‘Mandarinas’: hijos de la muerte

Fotograma de 'Mandarinas'

J. L. CELADA | Lejos de su país, un anciano estonio fabrica cajas de madera para ayudar a su vecino y compatriota en la recolección de mandarinas. Son los únicos (y los últimos) moradores de una zona que se disputan Georgia y la república autónoma de Abjasia. Corre el año 1992 y, en plena guerra civil, sendos combatientes –un soldado georgiano y un mercenario checheno– caen heridos en sus tierras. Su humilde casa será el improvisado hospital de campaña donde ambos tratarán de recuperarse al calor de un anfitrión que no entiende de fronteras.

Cuatro personajes obligados a convivir; una plantación de cítricos en un paraje remoto de la Europa del Este, convertida en escenario del enésimo conflicto del siglo XX; y la oportunidad de que enemigos irreconciliables, hijos de la muerte, se sienten a la misma mesa. Es cuanto necesita Zaza Urushadze para extraer todo el zumo a las Mandarinas que dan título a su último trabajo, una historia que hace de la economía narrativa y la sobriedad formal dos excelentes cimientos sobre los que levantar este nuevo alegato antibelicista.

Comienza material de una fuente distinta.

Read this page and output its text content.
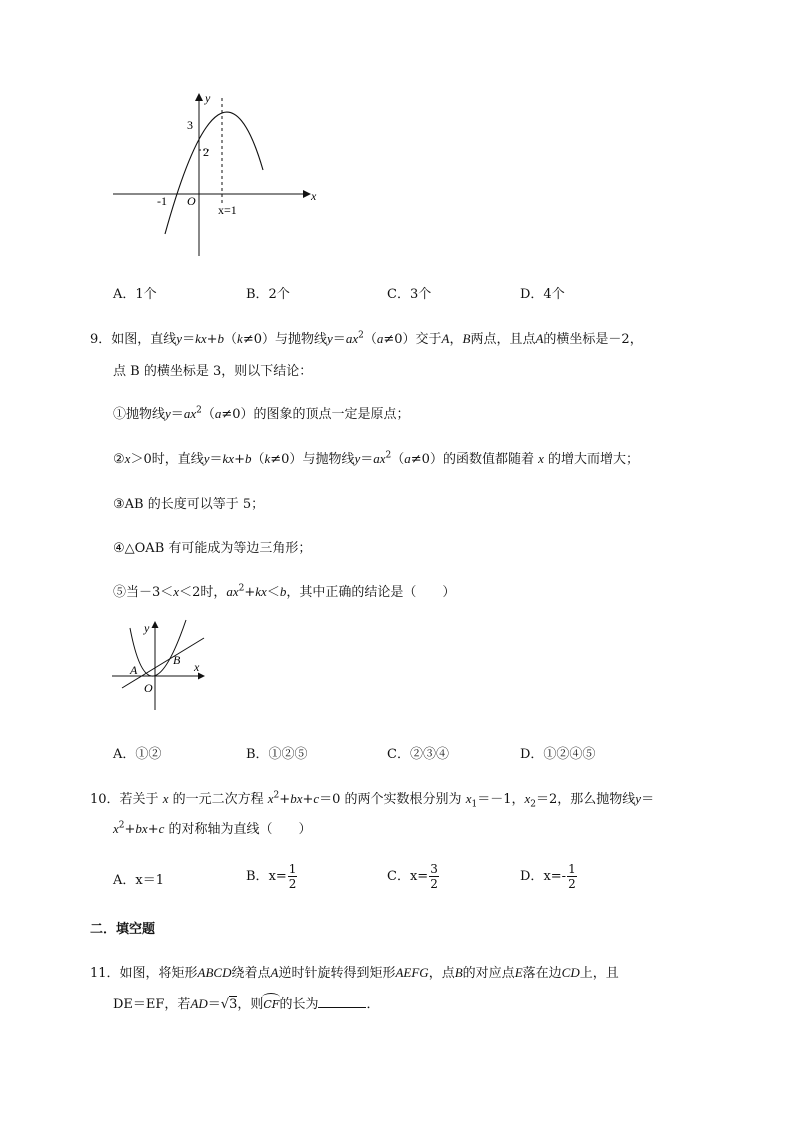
y
x
3
2
-1 O
x=1
A．1个	B．2个	C．3个	D．4个
9．如图，直线y＝kx+b（k≠0）与抛物线$y=ax^2(a\ne 0)$交于A，B两点，且点A的横坐标是－2，
点 B 的横坐标是 3，则以下结论：
①抛物线$y=ax^2(a\ne 0)$的图象的顶点一定是原点；
②x＞0时，直线y＝kx+b（k≠0）与抛物线$y=ax^2(a\ne 0)$的函数值都随着 x 的增大而增大；
③AB 的长度可以等于 5；
④△OAB 有可能成为等边三角形；
⑤当－3＜x＜2时，$ax^2+kx<b$，其中正确的结论是（　　）
y
x
O
A
B
A．①②	B．①②⑤	C．②③④	D．①②④⑤
10．若关于 x 的一元二次方程 $x^2+bx+c=0$ 的两个实数根分别为 $x_1=-1$，$x_2=2$，那么抛物线y＝
$x^2+bx+c$ 的对称轴为直线（　　）
A．x＝1	B．$x= \frac{1}{2}$	C．$x= \frac{3}{2}$	D．$x=- \frac{1}{2}$
二．填空题
11．如图，将矩形ABCD绕着点A逆时针旋转得到矩形AEFG，点B的对应点E落在边CD上，且
DE＝EF，若AD＝√3，则CF的长为	．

Fotograma de 'Mandarinas'Las situaciones que depara el (des)encuentro entre contrarios, a menudo un tanto absurdas, apenas nos permiten conocer los motivos de su lucha. Pero sí desnudar la sinrazón de argumentos caducos que todavía hoy justifican no pocos enfrentamientos armados: el carácter sagrado de la venganza, el derecho a matar que otorga el estado de guerra… La cálida acogida que nuestro protagonista dispensa a sus jóvenes huéspedes, con independencia de su origen o credo, constituye un inmejorable punto de partida para desmontar tales ideas trasnochadas y ofensivas.

Sin embargo, su hogar, con las normas que lo rigen (“nadie mata a nadie bajo mi techo, a menos que yo lo diga”, advierte inflexible), será testigo también de cómo ciertas palabras –no solo las de honor– recuperan el verdadero sentido que nunca debieron perder. A medida que cicatrizan las heridas físicas, dar las gracias o pedir perdón adquieren otra dimensión, necesaria para sanar los golpes y rasguños emocionales. Claro que la posibilidad de emplear las tablas de las cajas de frutas para construir un ataúd no se desvanece de un día para otro.

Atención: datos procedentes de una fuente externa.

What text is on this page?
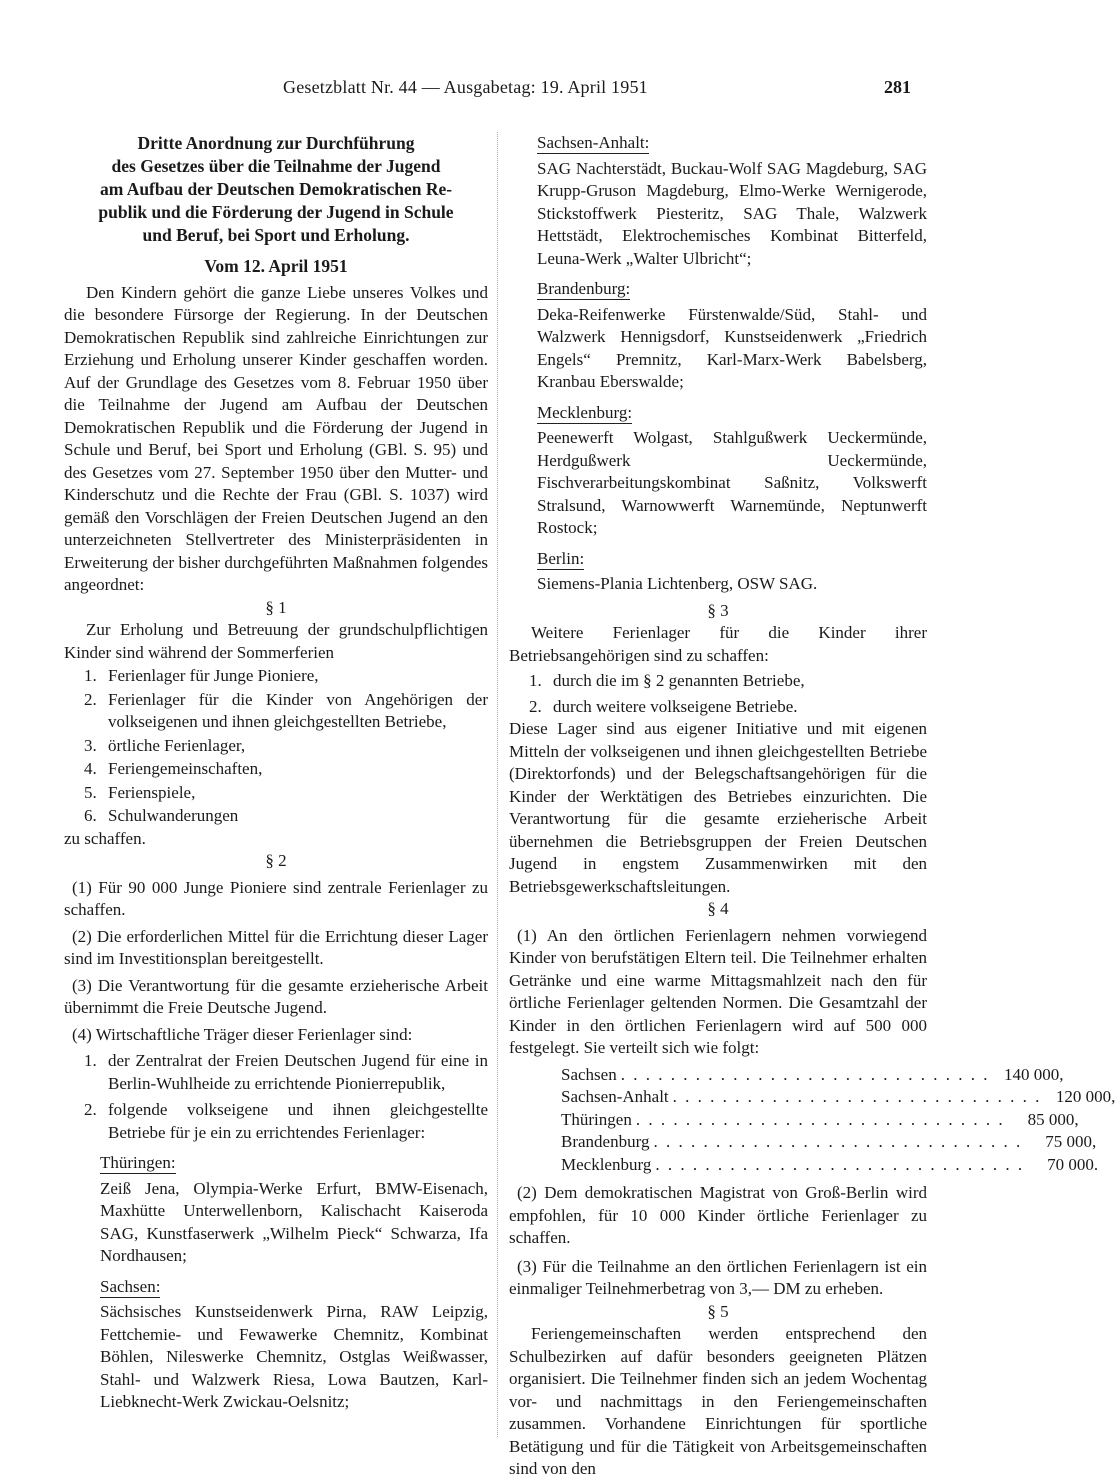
Gesetzblatt Nr. 44 — Ausgabetag: 19. April 1951	281
Dritte Anordnung zur Durchführung
des Gesetzes über die Teilnahme der Jugend
am Aufbau der Deutschen Demokratischen Re-
publik und die Förderung der Jugend in Schule
und Beruf, bei Sport und Erholung.
Vom 12. April 1951

Den Kindern gehört die ganze Liebe unseres Volkes und die besondere Fürsorge der Regierung. In der Deutschen Demokratischen Republik sind zahlreiche Einrichtungen zur Erziehung und Erholung unserer Kinder geschaffen worden. Auf der Grundlage des Gesetzes vom 8. Februar 1950 über die Teilnahme der Jugend am Aufbau der Deutschen Demokratischen Republik und die Förderung der Jugend in Schule und Beruf, bei Sport und Erholung (GBl. S. 95) und des Gesetzes vom 27. September 1950 über den Mutter- und Kinderschutz und die Rechte der Frau (GBl. S. 1037) wird gemäß den Vorschlägen der Freien Deutschen Jugend an den unterzeichneten Stellvertreter des Ministerpräsidenten in Erweiterung der bisher durchgeführten Maßnahmen folgendes angeordnet:

§ 1

Zur Erholung und Betreuung der grundschulpflichtigen Kinder sind während der Sommerferien

1. Ferienlager für Junge Pioniere,
2. Ferienlager für die Kinder von Angehörigen der volkseigenen und ihnen gleichgestellten Betriebe,
3. örtliche Ferienlager,
4. Feriengemeinschaften,
5. Ferienspiele,
6. Schulwanderungen

zu schaffen.

§ 2

(1) Für 90 000 Junge Pioniere sind zentrale Ferienlager zu schaffen.

(2) Die erforderlichen Mittel für die Errichtung dieser Lager sind im Investitionsplan bereitgestellt.

(3) Die Verantwortung für die gesamte erzieherische Arbeit übernimmt die Freie Deutsche Jugend.

(4) Wirtschaftliche Träger dieser Ferienlager sind:

1. der Zentralrat der Freien Deutschen Jugend für eine in Berlin-Wuhlheide zu errichtende Pionierrepublik,
2. folgende volkseigene und ihnen gleichgestellte Betriebe für je ein zu errichtendes Ferienlager:
Thüringen:
Zeiß Jena, Olympia-Werke Erfurt, BMW-Eisenach, Maxhütte Unterwellenborn, Kalischacht Kaiseroda SAG, Kunstfaserwerk „Wilhelm Pieck“ Schwarza, Ifa Nordhausen;
Sachsen:
Sächsisches Kunstseidenwerk Pirna, RAW Leipzig, Fettchemie- und Fewawerke Chemnitz, Kombinat Böhlen, Nileswerke Chemnitz, Ostglas Weißwasser, Stahl- und Walzwerk Riesa, Lowa Bautzen, Karl-Liebknecht-Werk Zwickau-Oelsnitz;
Sachsen-Anhalt:
SAG Nachterstädt, Buckau-Wolf SAG Magdeburg, SAG Krupp-Gruson Magdeburg, Elmo-Werke Wernigerode, Stickstoffwerk Piesteritz, SAG Thale, Walzwerk Hettstädt, Elektrochemisches Kombinat Bitterfeld, Leuna-Werk „Walter Ulbricht“;
Brandenburg:
Deka-Reifenwerke Fürstenwalde/Süd, Stahl- und Walzwerk Hennigsdorf, Kunstseidenwerk „Friedrich Engels“ Premnitz, Karl-Marx-Werk Babelsberg, Kranbau Eberswalde;
Mecklenburg:
Peenewerft Wolgast, Stahlgußwerk Ueckermünde, Herdgußwerk Ueckermünde, Fischverarbeitungskombinat Saßnitz, Volkswerft Stralsund, Warnowwerft Warnemünde, Neptunwerft Rostock;
Berlin:
Siemens-Plania Lichtenberg, OSW SAG.
§ 3

Weitere Ferienlager für die Kinder ihrer Betriebsangehörigen sind zu schaffen:

1. durch die im § 2 genannten Betriebe,
2. durch weitere volkseigene Betriebe.

Diese Lager sind aus eigener Initiative und mit eigenen Mitteln der volkseigenen und ihnen gleichgestellten Betriebe (Direktorfonds) und der Belegschaftsangehörigen für die Kinder der Werktätigen des Betriebes einzurichten. Die Verantwortung für die gesamte erzieherische Arbeit übernehmen die Betriebsgruppen der Freien Deutschen Jugend in engstem Zusammenwirken mit den Betriebsgewerkschaftsleitungen.

§ 4

(1) An den örtlichen Ferienlagern nehmen vorwiegend Kinder von berufstätigen Eltern teil. Die Teilnehmer erhalten Getränke und eine warme Mittagsmahlzeit nach den für örtliche Ferienlager geltenden Normen. Die Gesamtzahl der Kinder in den örtlichen Ferienlagern wird auf 500 000 festgelegt. Sie verteilt sich wie folgt:

Sachsen . . . . . . . . . . . . . . . . . . . . . . . . . . . . . . 140 000,
Sachsen-Anhalt . . . . . . . . . . . . . . . . . . . . . . . . . . . . . . 120 000,
Thüringen . . . . . . . . . . . . . . . . . . . . . . . . . . . . . .	85 000,
Brandenburg . . . . . . . . . . . . . . . . . . . . . . . . . . . . . .	75 000,
Mecklenburg . . . . . . . . . . . . . . . . . . . . . . . . . . . . . .	70 000.

(2) Dem demokratischen Magistrat von Groß-Berlin wird empfohlen, für 10 000 Kinder örtliche Ferienlager zu schaffen.

(3) Für die Teilnahme an den örtlichen Ferienlagern ist ein einmaliger Teilnehmerbetrag von 3,— DM zu erheben.

§ 5

Feriengemeinschaften werden entsprechend den Schulbezirken auf dafür besonders geeigneten Plätzen organisiert. Die Teilnehmer finden sich an jedem Wochentag vor- und nachmittags in den Feriengemeinschaften zusammen. Vorhandene Einrichtungen für sportliche Betätigung und für die Tätigkeit von Arbeitsgemeinschaften sind von den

Hace más de una década, Danis Tanovic concebía una brillante comedia negra en la que imaginaba a un bosnio y a un serbio atrapados En tierra de nadie (2001) ante la atónita mirada del mundo y del casco azul de la ONU encargado de su vigilancia. Todo ello sucedía en los Balcanes, en el corazón del Viejo Continente, casi por las mismas fechas en que la periferia rusa se teñía de sangre a costa de episodios como el que nos relata Mandarinas.

Si entonces era el humor la válvula de escape frente a semejante despropósito, aquí el realizador georgiano apuesta por la contención, las atmósferas tensas y una conmovedora declaración de fe en el ser humano como antídoto contra la barbarie. Aunque no resulte fácil brindar por la vida cuando las circunstancias sugieren lo contrario, siempre quedarán gente y películas que nos inviten a ello. No desaprovechemos la ocasión de hacerlo.

FICHA TÉCNICA

Título original: Mandariinid.

Dirección y guión: Zaza Urushadze.

Fotografía: Rein Kotov.

Música: Niaz Diasamidze.

Producción: Ivo Felt.

Intérpretes: Lembit Ulfsak, Elmo Nüganen, Giorgi Nakashidze, Misha Meskhi, Raivo Trass.